Course 1 Lessons
Value-focused Definition of Nebulous Data:
Data living on the web, in other environments, or free-floating waiting to be observed and captured.
Nebulous Dark Data
Nebulous data pertains to topics like the fifth dimension, the next and best inhabitable planet, the anatomy of the nearest alien life-form, or something as simple as what exactly is on the minds of a company’s next customer at this very moment. Although it is better to know than to learn, we will always be learning about nebulous data and rarely getting it exactly right. In engineering environments where dark data is prevalent nebulous data rarely gets tapped into, but there are scenarios in which it can provide value.
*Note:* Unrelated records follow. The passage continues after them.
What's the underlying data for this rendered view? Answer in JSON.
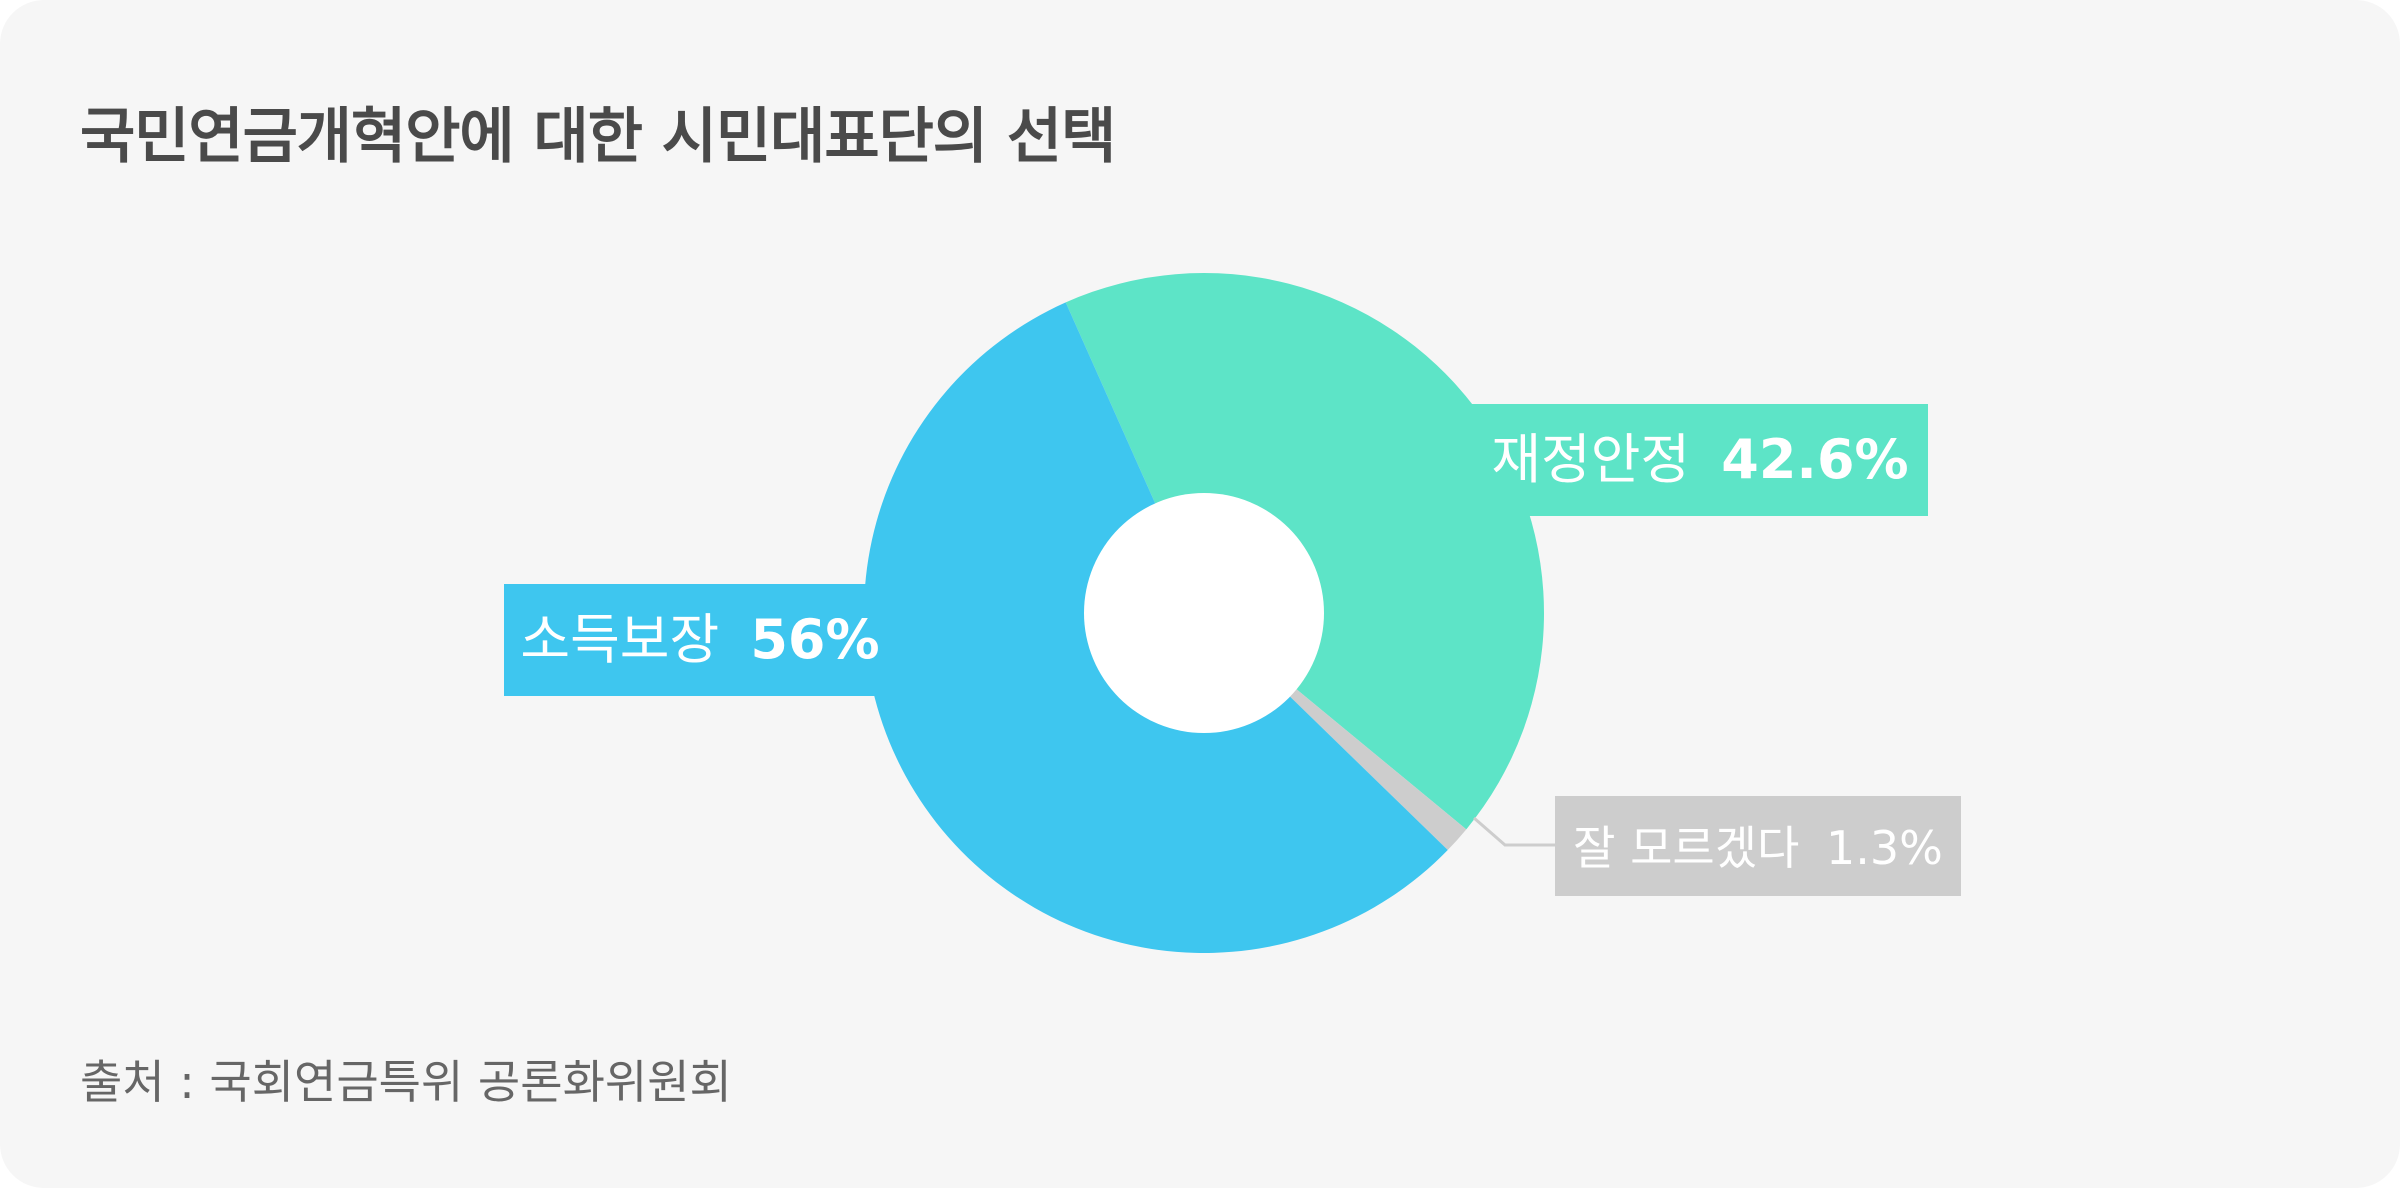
{
  "title": "국민연금개혁안에 대한 시민대표단의 선택",
  "source": "출처 : 국회연금특위 공론화위원회",
  "chart_data": {
    "type": "donut",
    "start_angle_deg": -24,
    "direction": "clockwise",
    "slices": [
      {
        "name": "재정안정",
        "value": 42.6,
        "value_label": "42.6%",
        "color": "#5de4c7"
      },
      {
        "name": "잘 모르겠다",
        "value": 1.3,
        "value_label": "1.3%",
        "color": "#cdcdcd"
      },
      {
        "name": "소득보장",
        "value": 56,
        "value_label": "56%",
        "color": "#3ec6ef"
      }
    ],
    "colors": {
      "background": "#f6f6f6",
      "hole": "#ffffff",
      "leader_line": "#cdcdcd"
    }
  }
}
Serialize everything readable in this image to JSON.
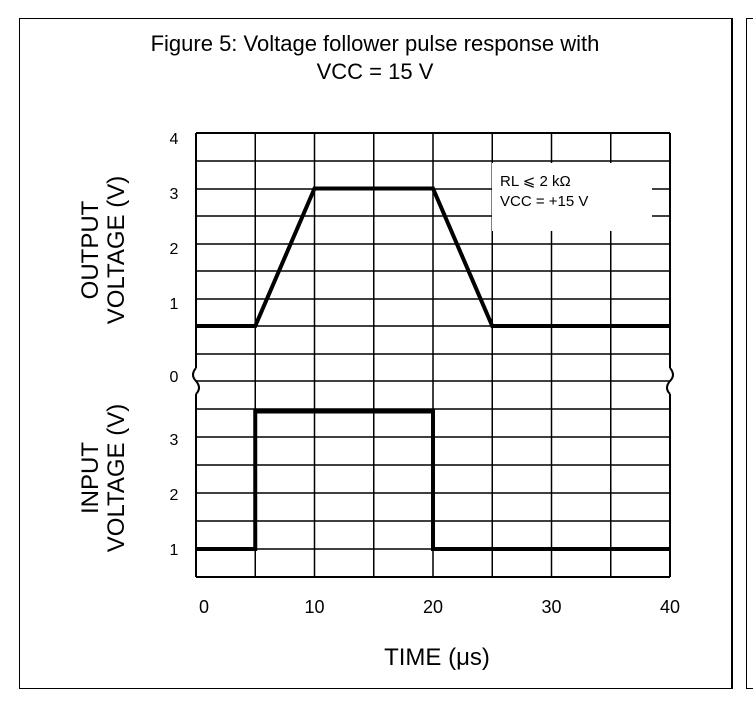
{
  "title": "Figure 5: Voltage follower pulse response with\nVCC = 15 V",
  "chart_data": {
    "type": "line",
    "xlabel": "TIME (μs)",
    "xlim": [
      0,
      40
    ],
    "x_ticks": [
      "0",
      "10",
      "20",
      "30",
      "40"
    ],
    "annotation": [
      "RL ⩽ 2 kΩ",
      "VCC = +15 V"
    ],
    "panels": [
      {
        "ylabel": [
          "OUTPUT",
          "VOLTAGE (V)"
        ],
        "ylim": [
          0,
          4.6
        ],
        "y_ticks": [
          "0",
          "1",
          "2",
          "3",
          "4"
        ],
        "series": [
          {
            "x": [
              0,
              5,
              10,
              20,
              25,
              40
            ],
            "y": [
              1,
              1,
              3.5,
              3.5,
              1,
              1
            ]
          }
        ]
      },
      {
        "ylabel": [
          "INPUT",
          "VOLTAGE (V)"
        ],
        "ylim": [
          0.5,
          4
        ],
        "y_ticks": [
          "1",
          "2",
          "3"
        ],
        "series": [
          {
            "x": [
              0,
              5,
              5,
              20,
              20,
              40
            ],
            "y": [
              1,
              1,
              3.5,
              3.5,
              1,
              1
            ]
          }
        ]
      }
    ]
  }
}
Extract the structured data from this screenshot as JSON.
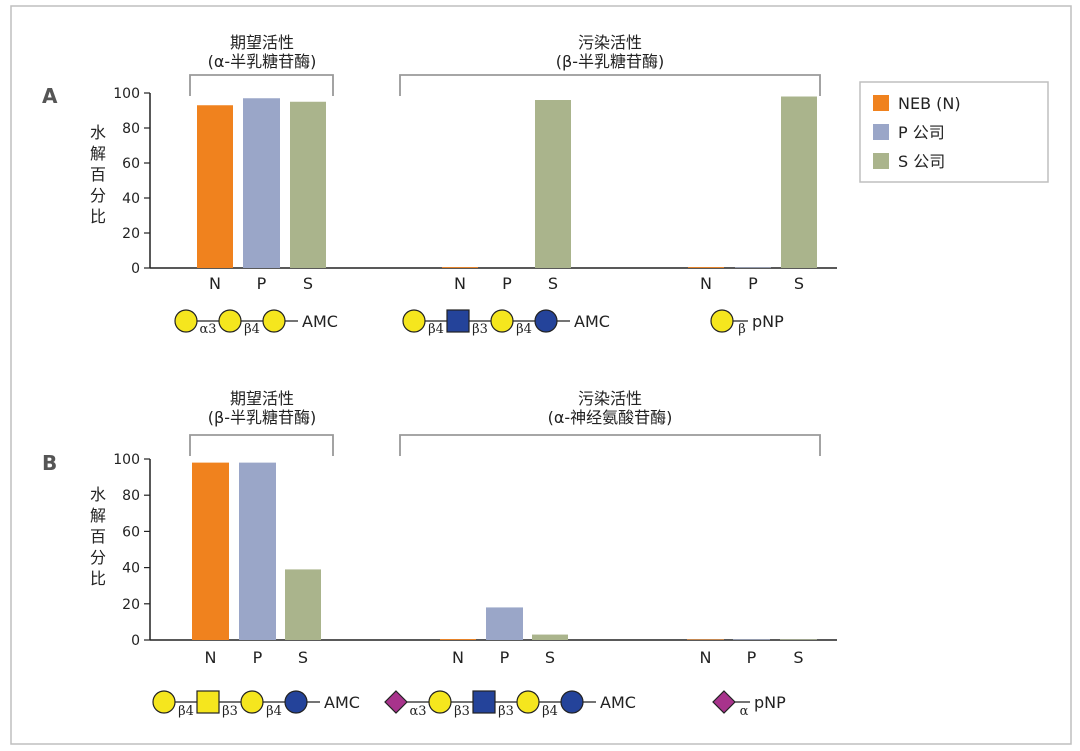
{
  "colors": {
    "N": "#f0821e",
    "P": "#9aa6c8",
    "S": "#aab48c",
    "gal": "#f5e61e",
    "glcnac": "#24439a",
    "glc": "#24439a",
    "galnac": "#f5e61e",
    "neu5ac": "#a8338c",
    "frame": "#bfbfbf",
    "bracket": "#999999",
    "axis": "#222222"
  },
  "legend": {
    "items": [
      {
        "key": "N",
        "label": "NEB (N)"
      },
      {
        "key": "P",
        "label": "P 公司"
      },
      {
        "key": "S",
        "label": "S 公司"
      }
    ]
  },
  "chart_data": [
    {
      "type": "bar",
      "panel": "A",
      "ylabel": [
        "水",
        "解",
        "百",
        "分",
        "比"
      ],
      "ylim": [
        0,
        100
      ],
      "yticks": [
        "0",
        "20",
        "40",
        "60",
        "80",
        "100"
      ],
      "brackets": [
        {
          "title": "期望活性",
          "subtitle": "(α-半乳糖苷酶)"
        },
        {
          "title": "污染活性",
          "subtitle": "(β-半乳糖苷酶)"
        }
      ],
      "groups": [
        {
          "categories": [
            "N",
            "P",
            "S"
          ],
          "values": [
            93,
            97,
            95
          ],
          "substrate": {
            "linkages": [
              "α3",
              "β4"
            ],
            "reporter": "AMC"
          }
        },
        {
          "categories": [
            "N",
            "P",
            "S"
          ],
          "values": [
            0.5,
            0,
            96
          ],
          "substrate": {
            "linkages": [
              "β4",
              "β3",
              "β4"
            ],
            "reporter": "AMC"
          }
        },
        {
          "categories": [
            "N",
            "P",
            "S"
          ],
          "values": [
            0.5,
            0.3,
            98
          ],
          "substrate": {
            "linkages": [
              "β"
            ],
            "reporter": "pNP"
          }
        }
      ]
    },
    {
      "type": "bar",
      "panel": "B",
      "ylabel": [
        "水",
        "解",
        "百",
        "分",
        "比"
      ],
      "ylim": [
        0,
        100
      ],
      "yticks": [
        "0",
        "20",
        "40",
        "60",
        "80",
        "100"
      ],
      "brackets": [
        {
          "title": "期望活性",
          "subtitle": "(β-半乳糖苷酶)"
        },
        {
          "title": "污染活性",
          "subtitle": "(α-神经氨酸苷酶)"
        }
      ],
      "groups": [
        {
          "categories": [
            "N",
            "P",
            "S"
          ],
          "values": [
            98,
            98,
            39
          ],
          "substrate": {
            "linkages": [
              "β4",
              "β3",
              "β4"
            ],
            "reporter": "AMC"
          }
        },
        {
          "categories": [
            "N",
            "P",
            "S"
          ],
          "values": [
            0.5,
            18,
            3
          ],
          "substrate": {
            "linkages": [
              "α3",
              "β3",
              "β3",
              "β4"
            ],
            "reporter": "AMC"
          }
        },
        {
          "categories": [
            "N",
            "P",
            "S"
          ],
          "values": [
            0.3,
            0.3,
            0.3
          ],
          "substrate": {
            "linkages": [
              "α"
            ],
            "reporter": "pNP"
          }
        }
      ]
    }
  ]
}
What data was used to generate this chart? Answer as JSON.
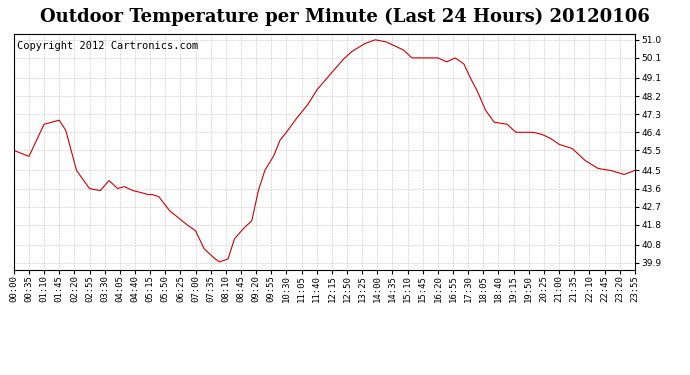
{
  "title": "Outdoor Temperature per Minute (Last 24 Hours) 20120106",
  "copyright": "Copyright 2012 Cartronics.com",
  "line_color": "#cc0000",
  "bg_color": "#ffffff",
  "grid_color": "#aaaaaa",
  "yticks": [
    39.9,
    40.8,
    41.8,
    42.7,
    43.6,
    44.5,
    45.5,
    46.4,
    47.3,
    48.2,
    49.1,
    50.1,
    51.0
  ],
  "ylim": [
    39.55,
    51.3
  ],
  "xlabel": "",
  "ylabel": "",
  "title_fontsize": 13,
  "copyright_fontsize": 7.5,
  "tick_fontsize": 6.5,
  "x_tick_labels": [
    "00:00",
    "00:35",
    "01:10",
    "01:45",
    "02:20",
    "02:55",
    "03:30",
    "04:05",
    "04:40",
    "05:15",
    "05:50",
    "06:25",
    "07:00",
    "07:35",
    "08:10",
    "08:45",
    "09:20",
    "09:55",
    "10:30",
    "11:05",
    "11:40",
    "12:15",
    "12:50",
    "13:25",
    "14:00",
    "14:35",
    "15:10",
    "15:45",
    "16:20",
    "16:55",
    "17:30",
    "18:05",
    "18:40",
    "19:15",
    "19:50",
    "20:25",
    "21:00",
    "21:35",
    "22:10",
    "22:45",
    "23:20",
    "23:55"
  ],
  "keypoints_x": [
    0,
    35,
    70,
    105,
    120,
    145,
    155,
    175,
    200,
    220,
    240,
    255,
    265,
    275,
    295,
    310,
    320,
    335,
    360,
    400,
    420,
    440,
    460,
    475,
    495,
    510,
    530,
    550,
    565,
    580,
    600,
    615,
    630,
    650,
    680,
    700,
    720,
    740,
    760,
    780,
    810,
    835,
    860,
    880,
    900,
    920,
    950,
    980,
    1000,
    1020,
    1040,
    1055,
    1070,
    1080,
    1090,
    1100,
    1110,
    1140,
    1160,
    1180,
    1200,
    1220,
    1240,
    1260,
    1290,
    1320,
    1350,
    1380,
    1410,
    1435
  ],
  "keypoints_y": [
    45.5,
    45.2,
    46.8,
    47.0,
    46.5,
    44.5,
    44.2,
    43.6,
    43.5,
    44.0,
    43.6,
    43.7,
    43.6,
    43.5,
    43.4,
    43.3,
    43.3,
    43.2,
    42.5,
    41.8,
    41.5,
    40.6,
    40.2,
    39.95,
    40.1,
    41.1,
    41.6,
    42.0,
    43.5,
    44.5,
    45.2,
    46.0,
    46.4,
    47.0,
    47.8,
    48.5,
    49.0,
    49.5,
    50.0,
    50.4,
    50.8,
    51.0,
    50.9,
    50.7,
    50.5,
    50.1,
    50.1,
    50.1,
    49.9,
    50.1,
    49.8,
    49.1,
    48.5,
    48.0,
    47.5,
    47.2,
    46.9,
    46.8,
    46.4,
    46.4,
    46.4,
    46.3,
    46.1,
    45.8,
    45.6,
    45.0,
    44.6,
    44.5,
    44.3,
    44.5
  ]
}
It’s difficult to find and difficult to understand, but it is possible to develop or stumble on nebulous data. For example, if a company wanted to improve its marketing programs and wanted to know what regions of the USA responded best to its highest performing campaigns, it would most likely look at sales, cost per account (CPA), or gross response rate (GRR). However, none of these tell us which market responds best. That data is more nebulous; there are no data points for it.
To find data points for it we’d need to understand organizational targets and goals. Generally, we’d say sales are the most important facet to understand and review, followed by number of repeat customers, number of customer referrals, buying patterns, and volume of sales. All these aspects should also be assessed by cost and profit per occurrence, such as CPA, and other metrics like cost per referral. By assessing these data points and figuring out how to apply and integrate them, the company could amass referential information that could help it build a scaling mechanism for referrals and a mechanism to evaluate value per account, value per customer or customer type, and more.